Comme le disait Nicolas Sarkozy : « mourir, c’est pas facile ». Quand nos chanteurs préférés partent, c’est toujours trop tôt pour nos petits cœurs meurtris. Mais parfois, quelques mois ou quelques années plus tard, au détour d’une allée de notre disquaire préféré, on tombe sur cet objet étrange : l’album posthume. Véritable auberge espagnole de l’industrie musicale, il peut tout autant se révéler un hommage touchant que faire mourir l’artiste une seconde fois. Alors un album posthume, comment ça marche, qui prend la thune, qui a le droit ? On vous raconte tout, tout de suite, maintenant, et même plus.
Dans la catégorie « albums posthumes », c’est un peu comme dans la catégorie « albums pas posthumes » en fait, il y a à boire et à manger. Du bon, du très bon, du médiocre, du fan service, du foutage de gueule. Pour un album de Bashung réalisé par Edith Fambuena, pour un Yvan Cassar qui arrange les derniers enregistrements de Nougaro, combien de disques de Michael Jackson où c’est pas lui qui chante ? D’emblée, on n’est ni pour ni contre, plutôt sur un « pourquoi pas » prudent.
#JeSuisLeCodeCivil
Outre l’inévitable paperasse, les réglages de comptes vieux de cent ans et les tentatives pour évincer la belle-mère, le décès d’un artiste, s’il survient en plein enregistrement de son futur album, crée des situations pas simples du tout, à la frontière de l’affect et du profit, dans cette terre du milieu entre cœur et porte-monnaie. Qu’est-ce qu’on garde, qu’est-ce qu’on jette, et surtout, qui décide ?

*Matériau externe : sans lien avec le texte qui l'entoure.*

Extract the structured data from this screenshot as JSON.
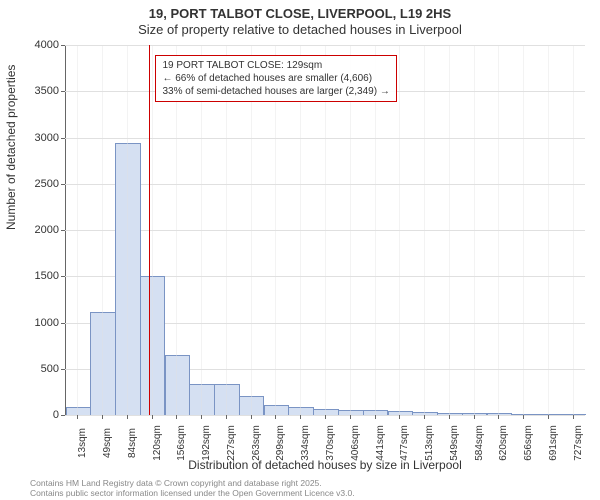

Maître Charles Cuny, par © Titwane
Pour éclairer nos lanternes, on a posé la question à Maître Charles Cuny (illustré ci-dessus), Avocat au Barreau de Paris et spécialisé en droit de la propriété littéraire, artistique et industrielle. Il a commencé par nous expliquer le cas des « simples » artistes-interprètes. « Les droits sur les enregistrements déjà fixés sont cédés au producteur, par l’effet du contrat. Le producteur est propriétaire des supports de fixation (bande master). Certains contrats prévoient que les décisions artistiques doivent être prises d’un commun accord entre le producteur et l’artiste ; à la disparition de l’artiste, le contrat, qui est un contrat de travail, se trouve rompu et les clauses ne sauraient être transmises aux héritiers ; dès lors le producteur devrait pouvoir exercer seul les choix artistiques. D’autres contrats prévoient que le producteur est seul juge de la qualité des enregistrements ; dans ce cas, le producteur est d’autant plus légitime à exercer seul les choix artistiques. Ainsi, en cas de décès de l’artiste avant la validation du contenu de l’album, le producteur devrait pouvoir tout de même le commercialiser. »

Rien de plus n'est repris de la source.